In diesem logistischen Knotenpunkt der Karosseriefertigung, der sogenannten „Framingstation“, entscheidet sich das Spaltmaß der Karosserie. Mit Hilfe sehr aufwendiger Spannwerkzeuge und Fixierungen sowie einer ausgefeilten Messtechnik wird sichergestellt, dass die A2-Karosserie im Blechbereich nirgends größere Maßabweichungen als ± 1 mm aufweist. Diese Genauigkeit sei unabdingbare Voraussetzung für das Laserschweißen, da zum einen die Toleranzen des Schweißprozesses eng sind und zum anderen der Brennpunkt des Laserstrahls einen geringen Durchmesser aufweise, hebt man in Neckarsulm hervor.

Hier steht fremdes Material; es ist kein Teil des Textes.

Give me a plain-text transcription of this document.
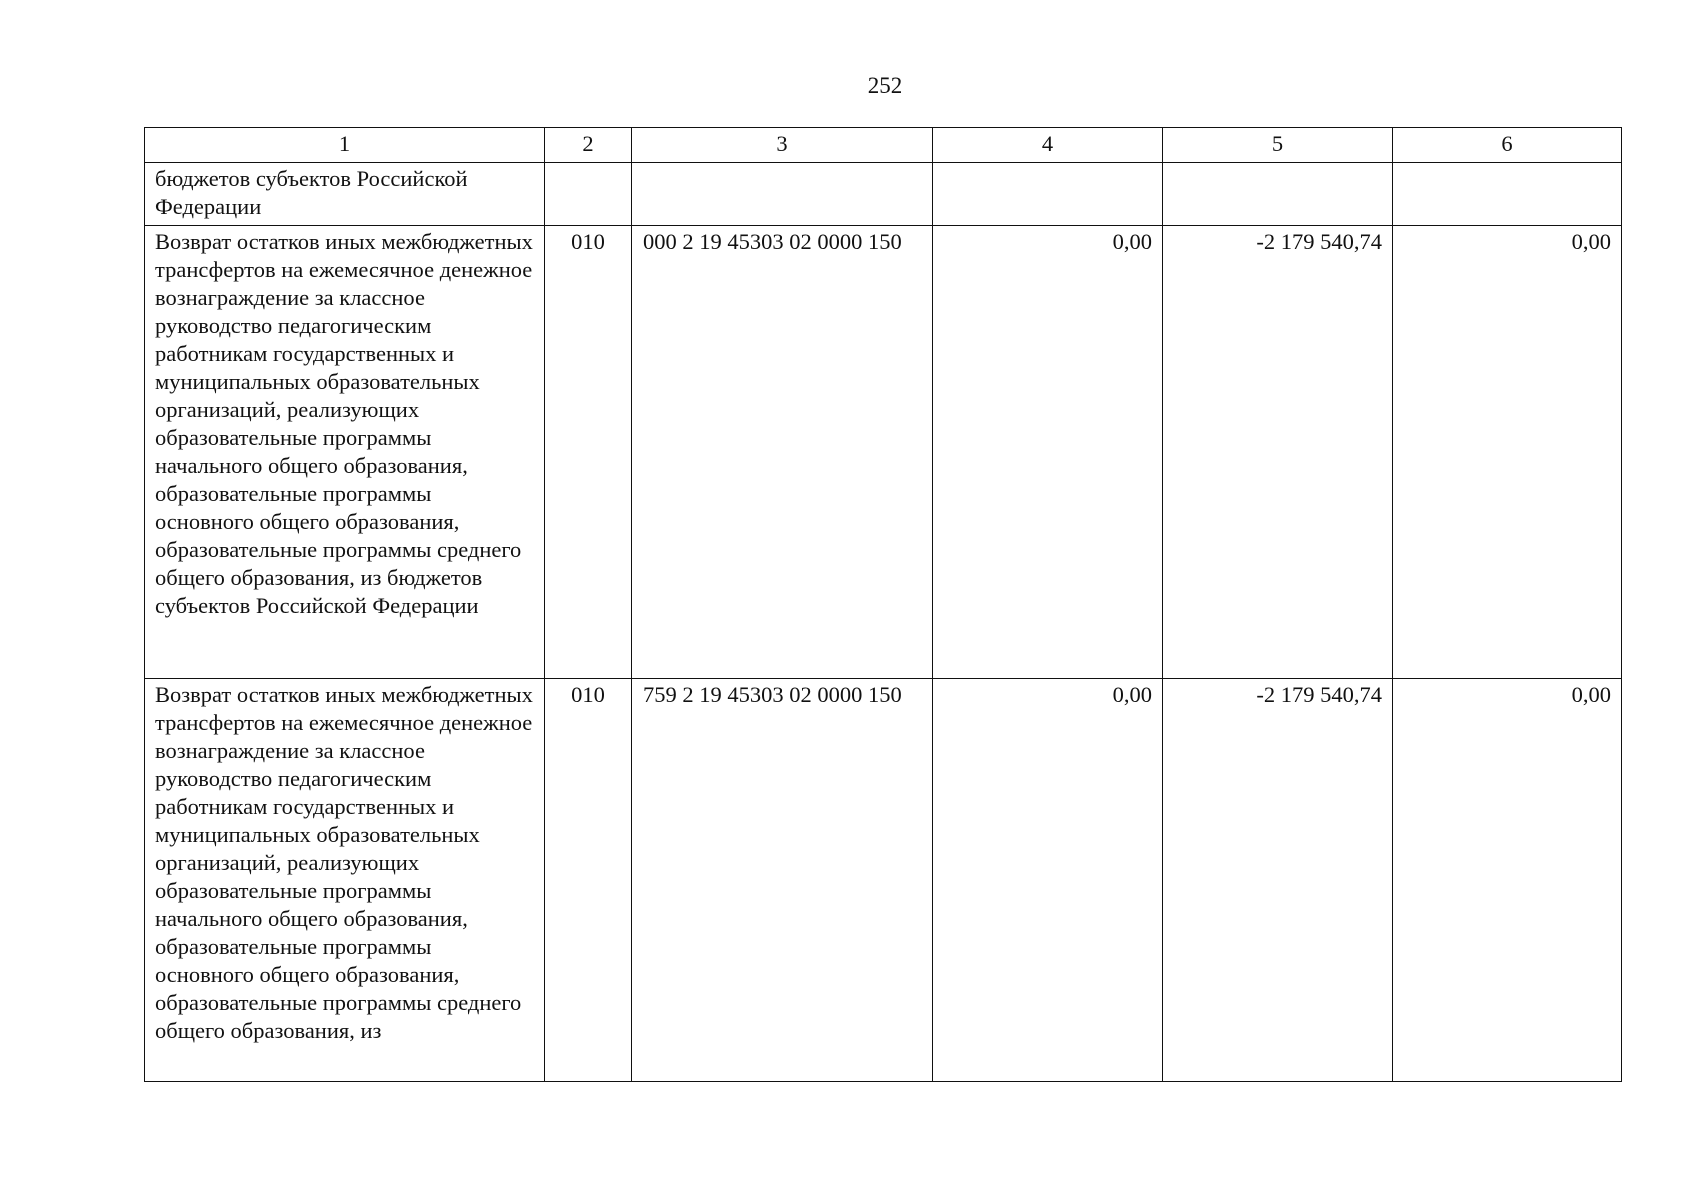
252
1	2	3	4	5	6
бюджетов субъектов Российской Федерации					
Возврат остатков иных межбюджетных трансфертов на ежемесячное денежное вознаграждение за классное руководство педагогическим работникам государственных и муниципальных образовательных организаций, реализующих образовательные программы начального общего образования, образовательные программы основного общего образования, образовательные программы среднего общего образования, из бюджетов субъектов Российской Федерации	010	000 2 19 45303 02 0000 150	0,00	-2 179 540,74	0,00
Возврат остатков иных межбюджетных трансфертов на ежемесячное денежное вознаграждение за классное руководство педагогическим работникам государственных и муниципальных образовательных организаций, реализующих образовательные программы начального общего образования, образовательные программы основного общего образования, образовательные программы среднего общего образования, из	010	759 2 19 45303 02 0000 150	0,00	-2 179 540,74	0,00
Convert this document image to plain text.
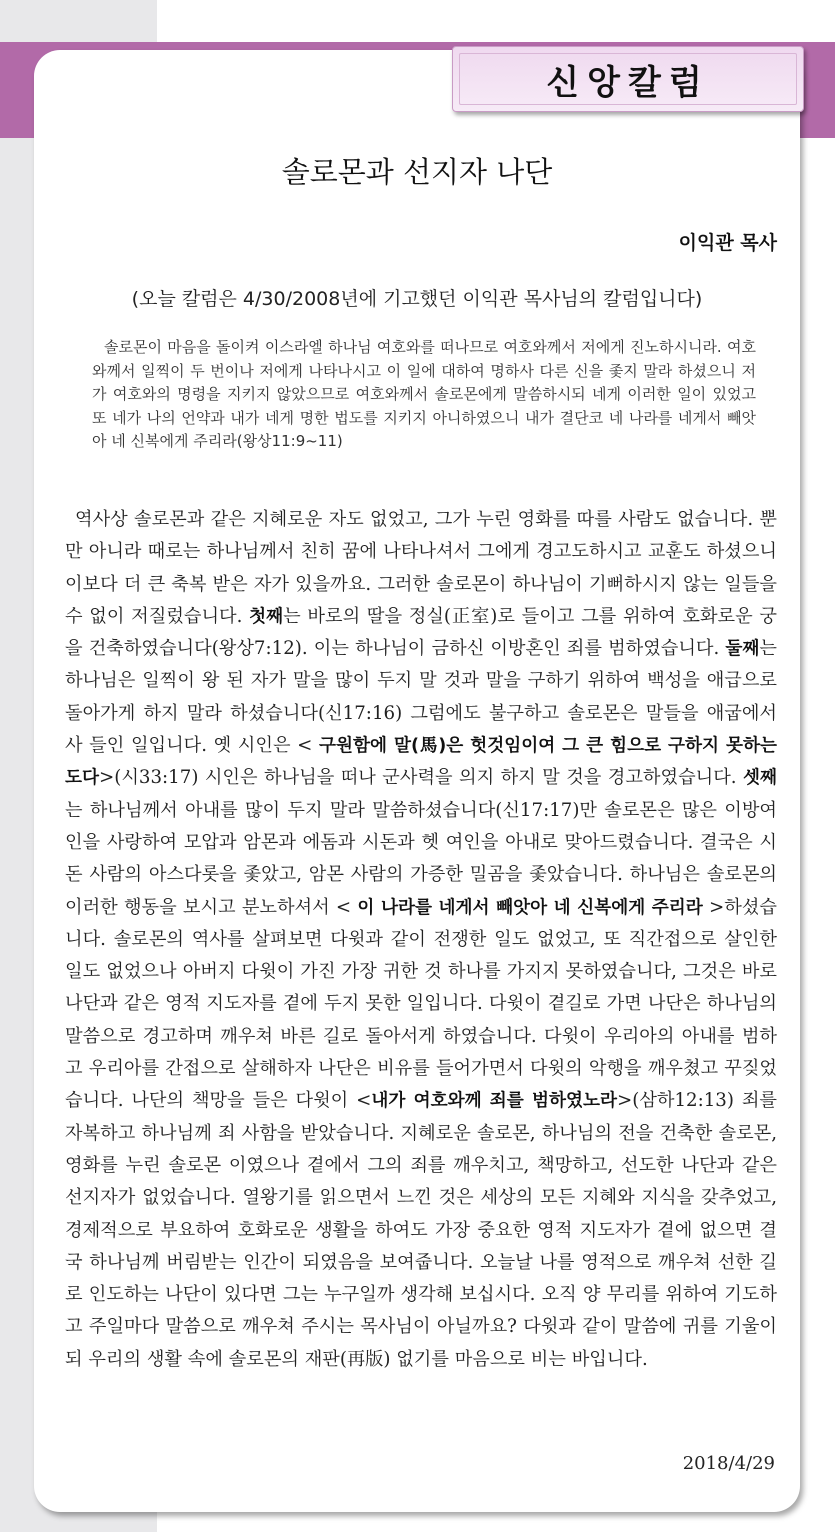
신앙칼럼
솔로몬과 선지자 나단
이익관 목사
(오늘 칼럼은 4/30/2008년에 기고했던 이익관 목사님의 칼럼입니다)

솔로몬이 마음을 돌이켜 이스라엘 하나님 여호와를 떠나므로 여호와께서 저에게 진노하시니라. 여호와께서 일찍이 두 번이나 저에게 나타나시고 이 일에 대하여 명하사 다른 신을 좇지 말라 하셨으니 저가 여호와의 명령을 지키지 않았으므로 여호와께서 솔로몬에게 말씀하시되 네게 이러한 일이 있었고 또 네가 나의 언약과 내가 네게 명한 법도를 지키지 아니하였으니 내가 결단코 네 나라를 네게서 빼앗아 네 신복에게 주리라(왕상11:9~11)

역사상 솔로몬과 같은 지혜로운 자도 없었고, 그가 누린 영화를 따를 사람도 없습니다. 뿐만 아니라 때로는 하나님께서 친히 꿈에 나타나셔서 그에게 경고도하시고 교훈도 하셨으니 이보다 더 큰 축복 받은 자가 있을까요. 그러한 솔로몬이 하나님이 기뻐하시지 않는 일들을 수 없이 저질렀습니다. 첫째는 바로의 딸을 정실(正室)로 들이고 그를 위하여 호화로운 궁을 건축하였습니다(왕상7:12). 이는 하나님이 금하신 이방혼인 죄를 범하였습니다. 둘째는 하나님은 일찍이 왕 된 자가 말을 많이 두지 말 것과 말을 구하기 위하여 백성을 애급으로 돌아가게 하지 말라 하셨습니다(신17:16) 그럼에도 불구하고 솔로몬은 말들을 애굽에서 사 들인 일입니다. 옛 시인은 < 구원함에 말(馬)은 헛것임이여 그 큰 힘으로 구하지 못하는도다>(시33:17) 시인은 하나님을 떠나 군사력을 의지 하지 말 것을 경고하였습니다. 셋째는 하나님께서 아내를 많이 두지 말라 말씀하셨습니다(신17:17)만 솔로몬은 많은 이방여인을 사랑하여 모압과 암몬과 에돔과 시돈과 헷 여인을 아내로 맞아드렸습니다. 결국은 시돈 사람의 아스다롯을 좇았고, 암몬 사람의 가증한 밀곰을 좇았습니다. 하나님은 솔로몬의 이러한 행동을 보시고 분노하셔서 < 이 나라를 네게서 빼앗아 네 신복에게 주리라 >하셨습니다. 솔로몬의 역사를 살펴보면 다윗과 같이 전쟁한 일도 없었고, 또 직간접으로 살인한 일도 없었으나 아버지 다윗이 가진 가장 귀한 것 하나를 가지지 못하였습니다, 그것은 바로 나단과 같은 영적 지도자를 곁에 두지 못한 일입니다. 다윗이 곁길로 가면 나단은 하나님의 말씀으로 경고하며 깨우쳐 바른 길로 돌아서게 하였습니다. 다윗이 우리아의 아내를 범하고 우리아를 간접으로 살해하자 나단은 비유를 들어가면서 다윗의 악행을 깨우쳤고 꾸짖었습니다. 나단의 책망을 들은 다윗이 <내가 여호와께 죄를 범하였노라>(삼하12:13) 죄를 자복하고 하나님께 죄 사함을 받았습니다. 지혜로운 솔로몬, 하나님의 전을 건축한 솔로몬, 영화를 누린 솔로몬 이였으나 곁에서 그의 죄를 깨우치고, 책망하고, 선도한 나단과 같은 선지자가 없었습니다. 열왕기를 읽으면서 느낀 것은 세상의 모든 지혜와 지식을 갖추었고, 경제적으로 부요하여 호화로운 생활을 하여도 가장 중요한 영적 지도자가 곁에 없으면 결국 하나님께 버림받는 인간이 되였음을 보여줍니다. 오늘날 나를 영적으로 깨우쳐 선한 길로 인도하는 나단이 있다면 그는 누구일까 생각해 보십시다. 오직 양 무리를 위하여 기도하고 주일마다 말씀으로 깨우쳐 주시는 목사님이 아닐까요? 다윗과 같이 말씀에 귀를 기울이되 우리의 생활 속에 솔로몬의 재판(再版) 없기를 마음으로 비는 바입니다.

2018/4/29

„Beim Einsatz des Laserschweißens für die Fertigung einer Karosserie halten wir mit einer Gesamt-Nahtlänge von 30 m derzeit mit deutlichem Abstand den Weltrekord“ setzt Michael Niemeyer hinzu. Bei anderen Serienfahrzeugen, bei denen das Verfahren zum jetzigen Zeitpunkt ebenfalls zum Einsatz komme, betrage die Nahtlänge vergleichsweise maximal 11 m. Das Laserschweißen habe immense Vorteile, weil es sehr wenig Wärme ins Material einbringe, vor allem aber, weil es mit hoher Geschwindigkeit arbeite. Mit den derzeit verwendeten Festkörper-Lasern des Nd:YAG-Typs und 3kW Leistung erreiche man Schweißgeschwindigkeiten von bis zu 6 m/min in der Karosserie. Im Prinzip werde die Obergrenze weniger durch den Laser selbst als vielmehr durch die Grenzgeschwindigkeit bestimmt, bis zu der die Robotersteuerung noch die erforderliche Bahnpräzision einhalten könne.

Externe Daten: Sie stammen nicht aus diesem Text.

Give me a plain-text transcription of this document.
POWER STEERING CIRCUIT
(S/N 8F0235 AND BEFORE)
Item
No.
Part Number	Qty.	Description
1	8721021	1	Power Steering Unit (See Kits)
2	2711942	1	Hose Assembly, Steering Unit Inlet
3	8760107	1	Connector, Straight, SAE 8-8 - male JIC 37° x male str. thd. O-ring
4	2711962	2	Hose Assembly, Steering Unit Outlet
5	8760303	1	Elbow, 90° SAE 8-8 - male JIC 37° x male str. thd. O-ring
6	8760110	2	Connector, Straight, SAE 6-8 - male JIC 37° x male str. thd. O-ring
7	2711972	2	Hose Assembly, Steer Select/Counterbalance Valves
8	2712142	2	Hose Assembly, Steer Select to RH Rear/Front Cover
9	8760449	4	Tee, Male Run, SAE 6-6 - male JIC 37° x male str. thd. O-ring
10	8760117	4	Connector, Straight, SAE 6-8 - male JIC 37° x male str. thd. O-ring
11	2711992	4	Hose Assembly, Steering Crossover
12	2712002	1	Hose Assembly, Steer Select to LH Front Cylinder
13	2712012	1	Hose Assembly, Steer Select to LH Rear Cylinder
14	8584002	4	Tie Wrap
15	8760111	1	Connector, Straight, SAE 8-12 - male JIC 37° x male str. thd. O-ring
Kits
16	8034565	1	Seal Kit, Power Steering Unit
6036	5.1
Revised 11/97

Bei dem verwendeten Laserkopf handelt es sich um eine Audi-Entwicklung. Trotz hoher Schweißgeschwindigkeit sind keine Verzögerungen für Beginn oder Ende des Schweißvorgangs vorzusehen. Steppnähte könnten aus gleichmäßiger Geschwindigkeit heraus einfach durch Zu- und Abschalten der Schweißeinheit erzeugt werden. Bei einer typischen Nahtlänge von 70 mm variieren die Einzelwerte zwischen 35 und 800 mm.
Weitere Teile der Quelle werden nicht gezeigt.